BFM Immo

Crédit immobilier: Va-t-on pouvoir bientôt résilier à tout moment son assurance emprunteur?

Une proposition de loi, adoptée par les députés, doit permettre aux particuliers de résilier leur assurance emprunteur à tout moment et non plus à la date anniversaire du contrat. Une mauvaise idée, s'insurgent les banques.

Une bonne nouvelle pour les uns, une mauvaise pour les autres. La Commission des affaires économiques de l'Assemblée nationale a validé une proposition de loi de la députée de la majorité LREM Patricia Lemoine. Elle prévoit de permettre aux emprunteurs de résilier à tout moment et sans frais leur assurance emprunteur. Une assurance obligatoire lorsqu'un particulier réalise un emprunt immobilier.

Aujourd'hui, la résiliation de l'assurance emprunteur n'est possible qu'à la date anniversaire du contrat (amendement Bourquin). Elle est également possible à n'importe quel moment mais seulement pendant la première année de souscription (loi Hamon).
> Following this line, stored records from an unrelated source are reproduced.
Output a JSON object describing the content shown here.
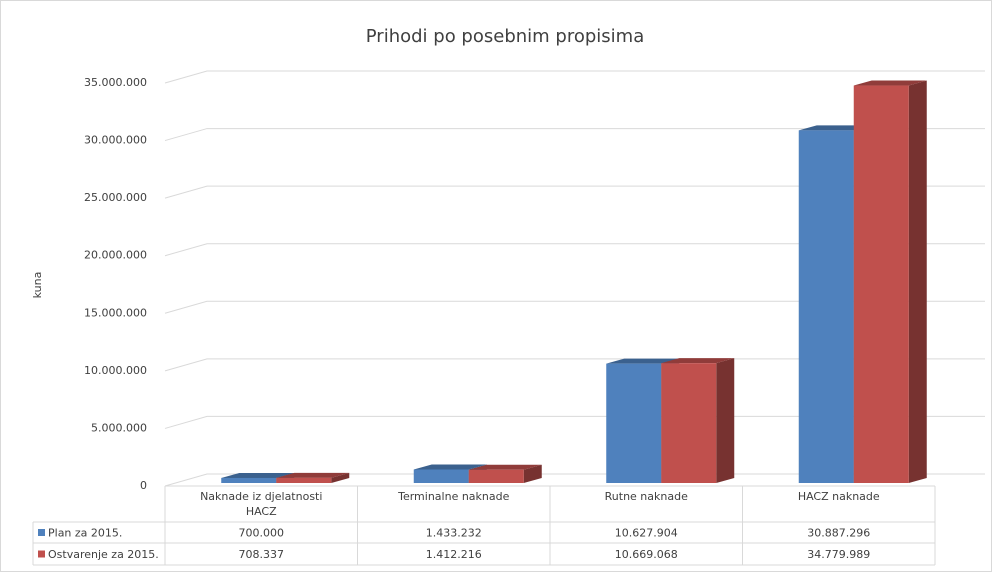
{
  "chart_data": {
    "type": "bar3d",
    "title": "Prihodi po posebnim propisima",
    "y_label": "kuna",
    "categories": [
      "Naknade iz djelatnosti HACZ",
      "Terminalne naknade",
      "Rutne naknade",
      "HACZ naknade"
    ],
    "series": [
      {
        "name": "Plan za 2015.",
        "color": "#4f81bd",
        "values": [
          700000,
          1433232,
          10627904,
          30887296
        ],
        "value_labels": [
          "700.000",
          "1.433.232",
          "10.627.904",
          "30.887.296"
        ]
      },
      {
        "name": "Ostvarenje za 2015.",
        "color": "#c0504d",
        "values": [
          708337,
          1412216,
          10669068,
          34779989
        ],
        "value_labels": [
          "708.337",
          "1.412.216",
          "10.669.068",
          "34.779.989"
        ]
      }
    ],
    "ylim": [
      0,
      35000000
    ],
    "yticks": [
      0,
      {
        "value": 5000000,
        "label": "5.000.000"
      },
      {
        "value": 10000000,
        "label": "10.000.000"
      },
      {
        "value": 15000000,
        "label": "15.000.000"
      },
      {
        "value": 20000000,
        "label": "20.000.000"
      },
      {
        "value": 25000000,
        "label": "25.000.000"
      },
      {
        "value": 30000000,
        "label": "30.000.000"
      },
      {
        "value": 35000000,
        "label": "35.000.000"
      }
    ],
    "grid": true,
    "data_table": true
  }
}
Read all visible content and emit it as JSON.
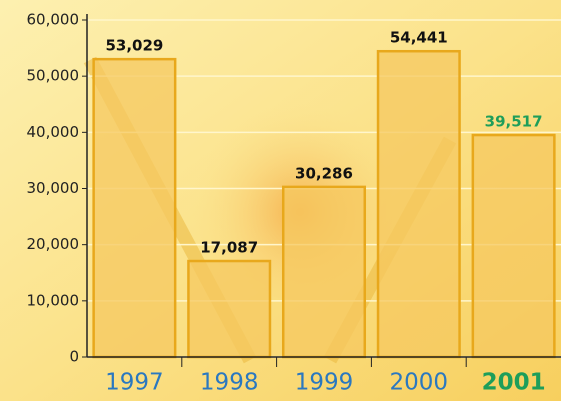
{
  "chart_data": {
    "type": "bar",
    "categories": [
      "1997",
      "1998",
      "1999",
      "2000",
      "2001"
    ],
    "values": [
      53029,
      17087,
      30286,
      54441,
      39517
    ],
    "value_labels": [
      "53,029",
      "17,087",
      "30,286",
      "54,441",
      "39,517"
    ],
    "value_label_colors": [
      "#111111",
      "#111111",
      "#111111",
      "#111111",
      "#1e9e5a"
    ],
    "category_label_colors": [
      "#2a78c0",
      "#2a78c0",
      "#2a78c0",
      "#2a78c0",
      "#1e9e5a"
    ],
    "color": "#f5c860",
    "edge_color": "#e8a81c",
    "ylim": [
      0,
      60000
    ],
    "yticks": [
      0,
      {
        "value": 10000,
        "label": "10,000"
      },
      {
        "value": 20000,
        "label": "20,000"
      },
      {
        "value": 30000,
        "label": "30,000"
      },
      {
        "value": 40000,
        "label": "40,000"
      },
      {
        "value": 50000,
        "label": "50,000"
      },
      {
        "value": 60000,
        "label": "60,000"
      }
    ],
    "grid": true
  }
}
Reste que le marché est encore ultra-dominé par les banques. En 2019, 74,5% des contrats d'assurance emprunteur (en chiffre d'affaires) étaient des contrats groupes proposés par les banques, selon un rapport de 2020 sur l'assurance emprunteur réalisé par le cabinet Actélior pour le compte du Comité consultatif du secteur financier (CCSF). Le reste se répartit entre les contrats d'assurance alternatifs internes aux banques (13,1%) et des contrats alternatifs externes proposés par d'autres assureurs ou des courtiers (12,4%). Cette dernière catégorie ne grignote que très lentement des parts de marché aux banques, puisque ce ratio était à 11% en 2017.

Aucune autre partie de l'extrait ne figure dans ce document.